Wendy Windstorm's gigantic sneeze has blown all the poetry out of Grumpy Harry's head, right before his annual poetry reading. Feeling bad for her friend, Windy visits her friends to learn about poetry. Since she's so forgetful, we, the audience, get to accompany her on her journey.

Blown Away by Poetry, created and performed by Liz Parker and Rachel Sullivan, is a delightful musical for young audiences. On Wendy's sneezy journey, we meet puppets and have a grand time with them, learning about alliteration, similes, rhyming and other building blocks of the poetic form.

Both Sullivan and Parker do lovely character work. Liz Parker's puppetry is adept, and she creates three upbeat characters: Sammy, an inquisitive rhyming youngster; Silver, a fish-like swimmer with a big heart; and finally Ms. Bloom, whose garden is a place to find ways to describe the world. She also creates a humorously cantankerous Grumpy Harry, a panicked poet without poems. Rachel Sullivan's Wendy has a sunny determination that is engaging and charming, and she also plays the intrepid reporter Rosalyn Rose who is looking for the inside scoop on Poetryville and its sudden lack of poetry. The cheery music composed by Isaiah Singer adds to the merriment.
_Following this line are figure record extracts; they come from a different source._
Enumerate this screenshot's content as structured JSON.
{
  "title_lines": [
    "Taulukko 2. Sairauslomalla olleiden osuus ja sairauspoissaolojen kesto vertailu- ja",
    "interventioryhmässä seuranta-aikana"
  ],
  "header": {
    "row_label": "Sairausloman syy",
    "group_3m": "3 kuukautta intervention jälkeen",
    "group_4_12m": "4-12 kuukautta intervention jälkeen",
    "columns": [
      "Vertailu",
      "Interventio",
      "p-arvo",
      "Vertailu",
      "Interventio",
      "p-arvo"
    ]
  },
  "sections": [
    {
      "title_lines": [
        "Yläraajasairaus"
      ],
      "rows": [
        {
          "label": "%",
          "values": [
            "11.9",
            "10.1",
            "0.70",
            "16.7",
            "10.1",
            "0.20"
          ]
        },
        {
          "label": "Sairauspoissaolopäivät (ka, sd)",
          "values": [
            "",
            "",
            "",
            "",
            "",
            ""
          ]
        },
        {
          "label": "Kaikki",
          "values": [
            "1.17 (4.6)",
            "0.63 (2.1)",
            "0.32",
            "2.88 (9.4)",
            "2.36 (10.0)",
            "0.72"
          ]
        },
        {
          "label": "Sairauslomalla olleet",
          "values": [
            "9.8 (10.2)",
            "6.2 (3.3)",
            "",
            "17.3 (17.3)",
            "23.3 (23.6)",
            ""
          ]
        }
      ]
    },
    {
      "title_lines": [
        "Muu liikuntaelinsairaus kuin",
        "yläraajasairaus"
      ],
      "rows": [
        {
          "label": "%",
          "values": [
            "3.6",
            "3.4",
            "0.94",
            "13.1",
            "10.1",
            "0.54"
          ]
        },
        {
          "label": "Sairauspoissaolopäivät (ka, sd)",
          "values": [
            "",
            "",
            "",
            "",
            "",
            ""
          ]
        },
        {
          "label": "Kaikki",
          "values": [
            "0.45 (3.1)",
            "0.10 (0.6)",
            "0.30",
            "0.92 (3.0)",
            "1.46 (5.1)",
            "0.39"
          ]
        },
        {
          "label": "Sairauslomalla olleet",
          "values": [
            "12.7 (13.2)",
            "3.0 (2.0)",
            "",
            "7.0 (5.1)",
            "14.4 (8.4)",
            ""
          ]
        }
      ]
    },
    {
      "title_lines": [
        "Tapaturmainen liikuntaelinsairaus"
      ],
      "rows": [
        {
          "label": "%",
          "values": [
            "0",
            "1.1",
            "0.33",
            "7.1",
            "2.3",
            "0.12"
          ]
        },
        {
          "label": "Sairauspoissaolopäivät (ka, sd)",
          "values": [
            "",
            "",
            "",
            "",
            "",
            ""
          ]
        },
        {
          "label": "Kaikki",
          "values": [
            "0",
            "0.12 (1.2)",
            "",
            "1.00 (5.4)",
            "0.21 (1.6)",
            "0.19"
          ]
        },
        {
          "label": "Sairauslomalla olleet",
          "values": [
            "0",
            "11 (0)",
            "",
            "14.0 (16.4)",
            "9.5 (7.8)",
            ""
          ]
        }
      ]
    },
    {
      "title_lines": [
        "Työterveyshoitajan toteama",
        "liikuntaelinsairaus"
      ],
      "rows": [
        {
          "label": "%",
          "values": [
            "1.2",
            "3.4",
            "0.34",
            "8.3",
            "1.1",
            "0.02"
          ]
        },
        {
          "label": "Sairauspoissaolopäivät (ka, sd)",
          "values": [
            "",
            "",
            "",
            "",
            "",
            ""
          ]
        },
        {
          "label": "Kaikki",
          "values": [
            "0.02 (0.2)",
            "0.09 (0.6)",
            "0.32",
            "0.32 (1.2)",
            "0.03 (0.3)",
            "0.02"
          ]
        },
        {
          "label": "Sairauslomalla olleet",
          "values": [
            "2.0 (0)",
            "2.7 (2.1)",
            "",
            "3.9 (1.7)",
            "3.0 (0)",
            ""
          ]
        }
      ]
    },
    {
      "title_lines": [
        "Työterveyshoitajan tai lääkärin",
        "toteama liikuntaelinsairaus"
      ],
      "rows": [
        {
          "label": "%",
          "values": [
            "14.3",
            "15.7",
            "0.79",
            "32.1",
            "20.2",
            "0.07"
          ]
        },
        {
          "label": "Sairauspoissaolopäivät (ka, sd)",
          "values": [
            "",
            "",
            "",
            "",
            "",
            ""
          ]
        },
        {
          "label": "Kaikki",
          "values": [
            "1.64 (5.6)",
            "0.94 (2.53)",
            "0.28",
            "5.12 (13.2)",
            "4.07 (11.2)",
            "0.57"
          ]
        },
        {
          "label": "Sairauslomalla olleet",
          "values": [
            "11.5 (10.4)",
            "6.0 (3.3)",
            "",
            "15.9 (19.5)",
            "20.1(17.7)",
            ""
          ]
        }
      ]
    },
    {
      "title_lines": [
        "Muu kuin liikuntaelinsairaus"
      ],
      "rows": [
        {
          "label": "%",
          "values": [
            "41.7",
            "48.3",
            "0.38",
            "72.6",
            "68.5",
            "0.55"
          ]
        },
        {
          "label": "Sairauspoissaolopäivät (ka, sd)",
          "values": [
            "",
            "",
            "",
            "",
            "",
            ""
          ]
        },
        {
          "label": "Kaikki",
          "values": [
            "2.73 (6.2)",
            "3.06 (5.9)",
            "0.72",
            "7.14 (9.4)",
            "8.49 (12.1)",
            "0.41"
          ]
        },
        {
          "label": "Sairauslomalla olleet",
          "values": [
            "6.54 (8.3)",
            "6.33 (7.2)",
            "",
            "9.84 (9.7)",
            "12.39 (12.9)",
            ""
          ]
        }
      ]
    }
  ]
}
The technical aspects of the show are simple and yet they help provide a creative and fascinating world for children. The simple yet whimsical sets are designed by Nancy McDoniel, with Megan Santelli as lighting designer and costumes by Abby Barker. Pulled together by stage manager Laura Lindsay, the performance runs a brisk and engaging 70 minutes.

With lively audience participation, we join in on the dancing and fun, culminating in the biggest adventure of all—writing poems of our very own. Parker and Sullivan have created an enchanting experience that encourages creativity.

Parents and children, don't be shy—seeing this play will be a joyful way to spend a hot summer afternoon. I had such a good time, I found myself speaking in couplets for the rest of the day.